[VivaTech] Regulation & start-ups: friends or foes?

How can the rules governing the public and private spheres evolve alongside exponential, game-changing technology? With GDPR coming into effect on the 2nd day of the event, regulation is one of the topics on everyone’s mind at Viva Technology 2018. It permeates every level of the event, from President Emmanuel Macron’s opening speech to panel discussions. Should regulation still be seen as the great enemy of innovation, or as a driver of trust and new markets for start-ups?

Regulating technology to (re)establish public trust

The necessity of building a new framework for new technologies featured prominently in Emmanuel Macron’s keynote address. The French president noted that “the key players of change are not always exemplary, do not always follow the rules, and this creates distrust.” He pointed to AI as an example of supporting technology while building regulation to guide its development. Mark Zuckerberg echoed these sentiments in his “fireside chat” with Maurice Lévy, noting that “Regulation, when it is good, increases the public trust, and GDPR is a step in that direction.” He also underlined Facebook’s focus on the ethics of AI, and its applications in dealing with negative aspects of social networks such as fake accounts and harassment.

Entrepreneurs, regulation is your path to new markets

From the ecosystem point of view, the consensus appears to be that with regulation come new business opportunities. At a round table of VCs dedicated to regulation and innovation, Karen Contet Farzam, co-founder of the Hong Kong Start-up platform WHUB (opens in a new window), provided a useful classification for regulation: the kind that protects users from things they cannot control (such is the model of GDPR), and the kind that protects investors “from themselves.” She argued that both can open up new avenues for growth, recalling that the current Fintech ecosystem is to some extent a consequence of the post-financial crisis regulation. “Customer trust [being] very hard to earn in the financial industry, start-ups can get a big boost by, from scratch, creating a business that is approved by regulators.”

Compliance-by-design is, therefore, a key enabler for start-ups. Dmitry Chikhachev, Managing Partner at Runa Capital (opens in a new window), also pointed to Legaltech as an industry borne out of entrepreneurial solutions to pain points created by regulation. Similarly, GDPR is likely to foster investment in AI-based solutions to facilitate compliance.

“You don’t regulate technology, you regulate use cases”

Of course, these benefits rely on sound regulatory design. GDPR meets two important requirements, in that it concerns something that is relatively easy for consumers to understand—control over their personal data—and was designed to be implemented in a harmonized manner internationally, with plenty of advance warning.

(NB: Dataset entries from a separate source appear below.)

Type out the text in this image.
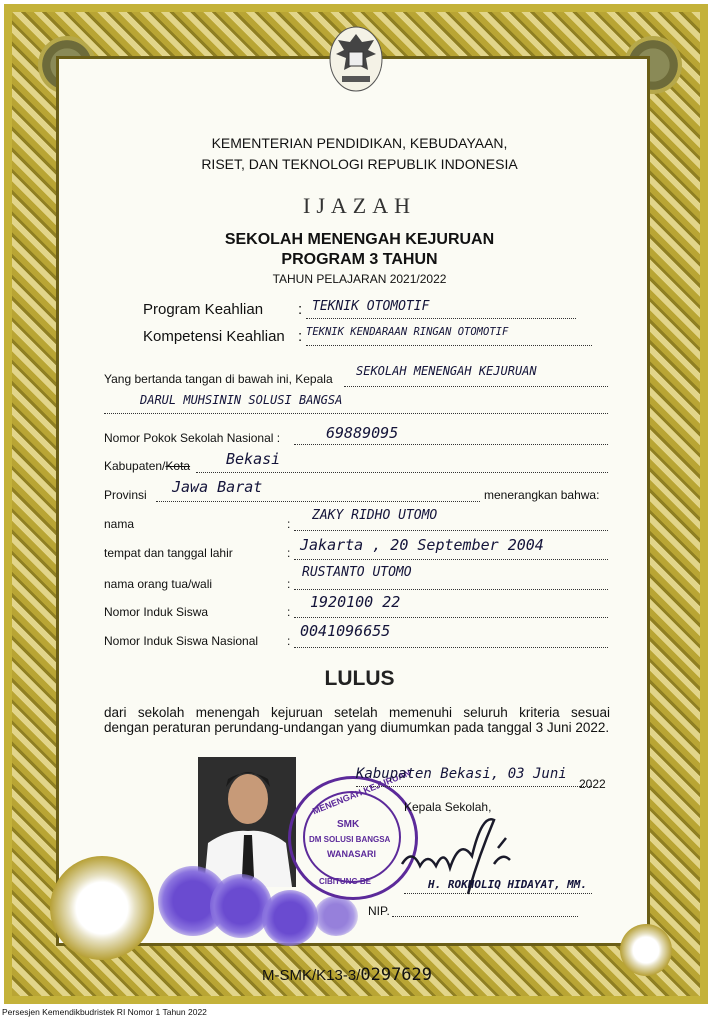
KEMENTERIAN PENDIDIKAN, KEBUDAYAAN,
RISET, DAN TEKNOLOGI REPUBLIK INDONESIA
IJAZAH
SEKOLAH MENENGAH KEJURUAN
PROGRAM 3 TAHUN
TAHUN PELAJARAN 2021/2022
Program Keahlian : TEKNIK OTOMOTIF
Kompetensi Keahlian : TEKNIK KENDARAAN RINGAN OTOMOTIF
Yang bertanda tangan di bawah ini, Kepala
SEKOLAH MENENGAH KEJURUAN
DARUL MUHSININ SOLUSI BANGSA
Nomor Pokok Sekolah Nasional :	69889095
Kabupaten/Kota Bekasi
Provinsi Jawa Barat	menerangkan bahwa:
nama	:
ZAKY RIDHO UTOMO
tempat dan tanggal lahir	: Jakarta , 20 September 2004
nama orang tua/wali	:
RUSTANTO UTOMO
Nomor Induk Siswa	:
1920100 22
Nomor Induk Siswa Nasional :
0041096655
LULUS
dari sekolah menengah kejuruan setelah memenuhi seluruh kriteria sesuai
dengan peraturan perundang-undangan yang diumumkan pada tanggal 3 Juni 2022.
MENENGAH KEJURUAN
SMK
DM SOLUSI BANGSA
WANASARI
CIBITUNG BE
Kabupaten Bekasi, 03 Juni
2022
Kepala Sekolah,
H. ROKHOLIQ HIDAYAT, MM.
NIP.
M-SMK/K13-3/0297629
Persesjen Kemendikbudristek RI Nomor 1 Tahun 2022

GDPR is also an indicator of deep trends, said Fiona Darmon, General Partner Investor at JVP (opens in a new window): whereas technology verticals like AI, VR, or the IoT, used to be seen as silos, they are now “horizontals” permeating multiple markets. This has broader implications for public policy and adds nuance to public calls to, for instance, regulate AI: “You never regulate technologies, not really; you regulate use cases, to protect the parties involved.” Therefore, it is incumbent on decision-makers to be more technologically-informed, and on start-ups to dive deep into matters of public policy. The latter’s ability to respond to—or indeed anticipate—how industry, technology, and policy intersect is what makes regulation an asset rather than the age-old industry bogeyman.